Los patakíes han resistido la prueba del tiempo

Los mitos perderían su eficacia social y su razón de ser si sólo hicieran referencia a un pasado perdido en las brumas de la memoria, si sólo dieran cuenta de los orígenes del orden, de las instituciones y los modelos primordiales de conducta, si no fueran capaces de devolver los orígenes y asegurar su presencia absoluta en el presente, si no constituyeran, en fin, un recordatorio perenne de las normas primigenias y supratemporales de vinculación del hombre con lo sagrado, y del caos y la anomia que se abatirían sobre la humanidad en caso de infringirlas.

En su viaje a través del tiempo, el mito reproduce un mensaje que procura la atemporalidad en virtud de la transfiguración permanente de la trama discursiva que lo trasmite. Ello es así también para los mitos propios de la santería cubana, conocidos como patakíes.

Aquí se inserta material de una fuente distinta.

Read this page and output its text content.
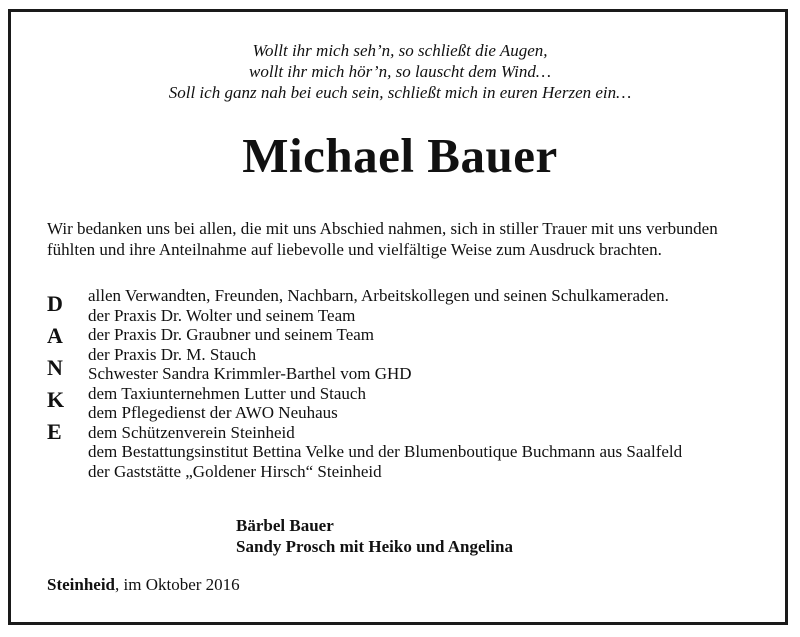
Wollt ihr mich seh’n, so schließt die Augen,
wollt ihr mich hör’n, so lauscht dem Wind…
Soll ich ganz nah bei euch sein, schließt mich in euren Herzen ein…
Michael Bauer
Wir bedanken uns bei allen, die mit uns Abschied nahmen, sich in stiller Trauer mit uns verbunden fühlten und ihre Anteilnahme auf liebevolle und vielfältige Weise zum Ausdruck brachten.
D
A
N
K
E
allen Verwandten, Freunden, Nachbarn, Arbeitskollegen und seinen Schulkameraden.
der Praxis Dr. Wolter und seinem Team
der Praxis Dr. Graubner und seinem Team
der Praxis Dr. M. Stauch
Schwester Sandra Krimmler-Barthel vom GHD
dem Taxiunternehmen Lutter und Stauch
dem Pflegedienst der AWO Neuhaus
dem Schützenverein Steinheid
dem Bestattungsinstitut Bettina Velke und der Blumenboutique Buchmann aus Saalfeld
der Gaststätte „Goldener Hirsch“ Steinheid
Bärbel Bauer
Sandy Prosch mit Heiko und Angelina
Steinheid, im Oktober 2016
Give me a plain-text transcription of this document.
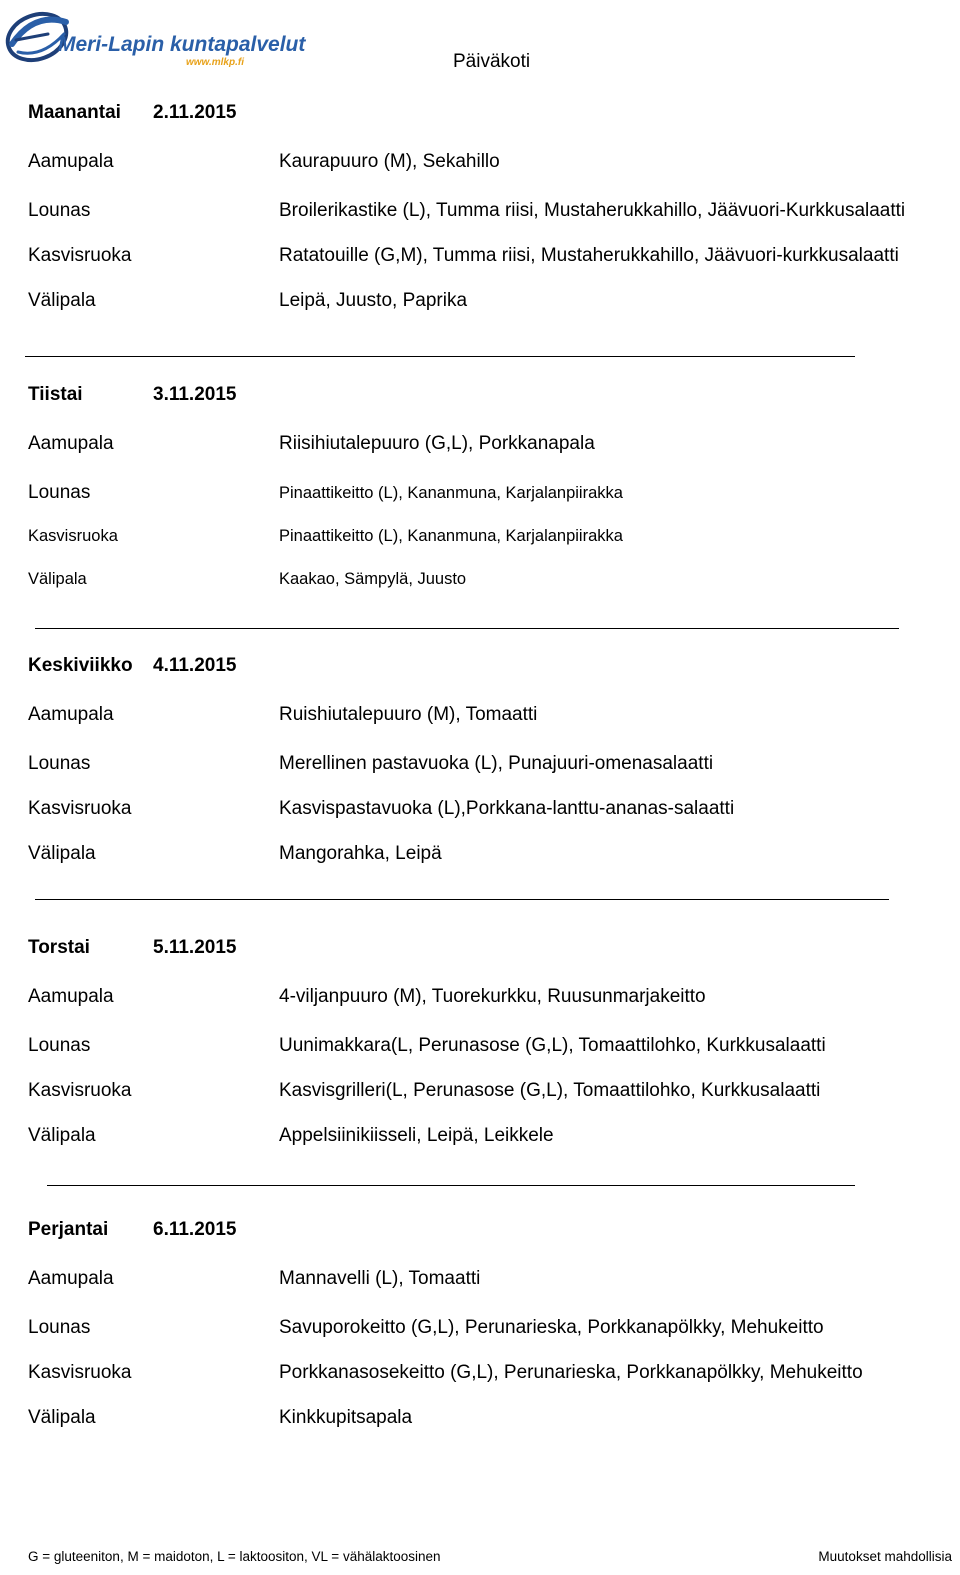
Meri-Lapin kuntapalvelut
www.mlkp.fi	Päiväkoti
Maanantai 2.11.2015
Aamupala	Kaurapuuro (M), Sekahillo
Lounas	Broilerikastike (L), Tumma riisi, Mustaherukkahillo, Jäävuori-Kurkkusalaatti
Kasvisruoka	Ratatouille (G,M), Tumma riisi, Mustaherukkahillo, Jäävuori-kurkkusalaatti
Välipala	Leipä, Juusto, Paprika
Tiistai	3.11.2015
Aamupala	Riisihiutalepuuro (G,L), Porkkanapala
Lounas	Pinaattikeitto (L), Kananmuna, Karjalanpiirakka
Kasvisruoka	Pinaattikeitto (L), Kananmuna, Karjalanpiirakka
Välipala	Kaakao, Sämpylä, Juusto
Keskiviikko 4.11.2015
Aamupala	Ruishiutalepuuro (M), Tomaatti
Lounas	Merellinen pastavuoka (L), Punajuuri-omenasalaatti
Kasvisruoka	Kasvispastavuoka (L),Porkkana-lanttu-ananas-salaatti
Välipala	Mangorahka, Leipä
Torstai	5.11.2015
Aamupala	4-viljanpuuro (M), Tuorekurkku, Ruusunmarjakeitto
Lounas	Uunimakkara(L, Perunasose (G,L), Tomaattilohko, Kurkkusalaatti
Kasvisruoka	Kasvisgrilleri(L, Perunasose (G,L), Tomaattilohko, Kurkkusalaatti
Välipala	Appelsiinikiisseli, Leipä, Leikkele
Perjantai 6.11.2015
Aamupala	Mannavelli (L), Tomaatti
Lounas	Savuporokeitto (G,L), Perunarieska, Porkkanapölkky, Mehukeitto
Kasvisruoka	Porkkanasosekeitto (G,L), Perunarieska, Porkkanapölkky, Mehukeitto
Välipala	Kinkkupitsapala
G = gluteeniton, M = maidoton, L = laktoositon, VL = vähälaktoosinen	Muutokset mahdollisia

En vano se excluirían como ilegítimos los patakíes reformados por la historia y la geografía cubanas o la mitología cotidiana que va surgiendo en sus entretelas. Como en vano alguna ortodoxia católica trataría de excluir y menospreciar la mitología popular que se reproduce a contrapelo de su dogmática milenaria. A despecho de este permanente redibujarse de sus contornos tradicionales, los patakíes han continuado cumpliendo su función legitimadora de la práctica ritual, de la concepción del mundo y de las normas de conducta de la comunidad.

En un contexto de influencia cultural en el que la propaganda científica ha adquirido una considerable fuerza persuasiva, esta transfiguración, y, nos atreveríamos decir, secularización de los patakíes -que no habría podido detener incluso una superestructura jerárquica única con pretensiones de imponer "la verdad"- ha conducido en ocasiones a una interpretación estetizada y, en algún caso, alegórica, de la mitología yoruba.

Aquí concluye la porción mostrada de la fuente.